La jeunesse de son époque ne souffrit d'ailleurs pas tant que cela de la méchanceté des curés et de la folie des pères. Elle s'en remit vite, en tout cas, du contrôle que ces derniers exerçaient sur les femmes: dès les années 60, elle basculait dans la "civilisation du cul" (Godard)... Bref, Manosque, avant de devenir une banlieue d'Alger, ne fut jamais un douar où les filles sont fliquées en permanence par les mâles; ni même un de ces pueblos étudiés par Pitt-Rivers où tout était régi par les logiques de l'honneur et l'épouvantable quand-dira-t-on.

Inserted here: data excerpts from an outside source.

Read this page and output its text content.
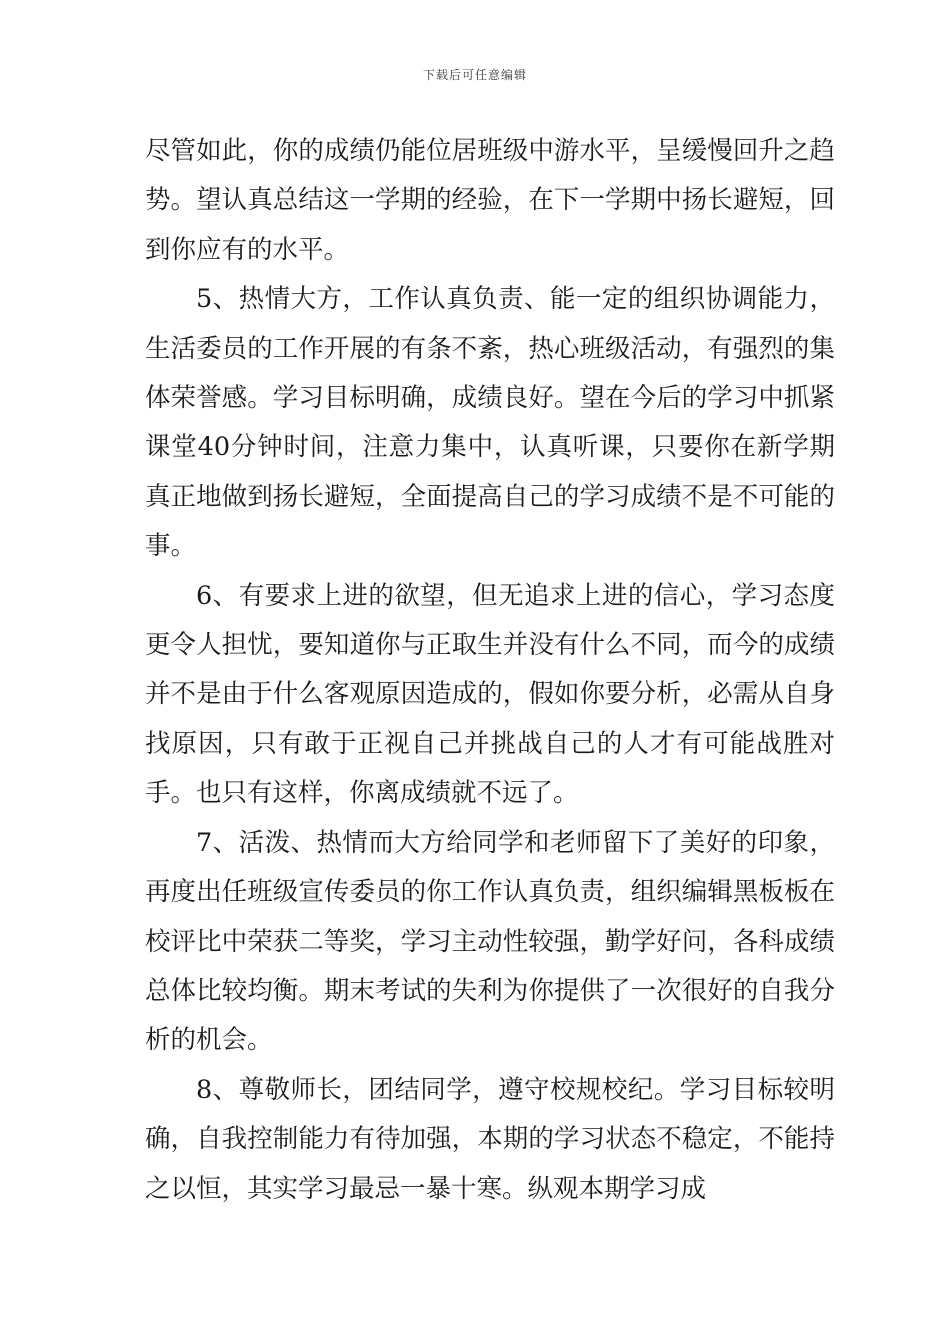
下载后可任意编辑

尽管如此，你的成绩仍能位居班级中游水平，呈缓慢回升之趋势。望认真总结这一学期的经验，在下一学期中扬长避短，回到你应有的水平。

5、热情大方，工作认真负责、能一定的组织协调能力，生活委员的工作开展的有条不紊，热心班级活动，有强烈的集体荣誉感。学习目标明确，成绩良好。望在今后的学习中抓紧课堂40分钟时间，注意力集中，认真听课，只要你在新学期真正地做到扬长避短，全面提高自己的学习成绩不是不可能的事。

6、有要求上进的欲望，但无追求上进的信心，学习态度更令人担忧，要知道你与正取生并没有什么不同，而今的成绩并不是由于什么客观原因造成的，假如你要分析，必需从自身找原因，只有敢于正视自己并挑战自己的人才有可能战胜对手。也只有这样，你离成绩就不远了。

7、活泼、热情而大方给同学和老师留下了美好的印象，再度出任班级宣传委员的你工作认真负责，组织编辑黑板板在校评比中荣获二等奖，学习主动性较强，勤学好问，各科成绩总体比较均衡。期末考试的失利为你提供了一次很好的自我分析的机会。

8、尊敬师长，团结同学，遵守校规校纪。学习目标较明确，自我控制能力有待加强，本期的学习状态不稳定，不能持之以恒，其实学习最忌一暴十寒。纵观本期学习成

Ceux de mes proches et connaissances qui me renvoient à cet âge où, en Provence intérieure, l'autorité des hommes était effectivement irrespirable ont toujours tendance à exagérer. Ils sont nombreux, notamment, à avoir enduré 20 ans d'analyse pour se "soigner" des 3 ans qu'ils passèrent chez les jésuites! Comme si la fréquentation du lycée Sainte-Geneviève laissait des traces aussi traumatisantes que celle d'une madrasa de Karachi....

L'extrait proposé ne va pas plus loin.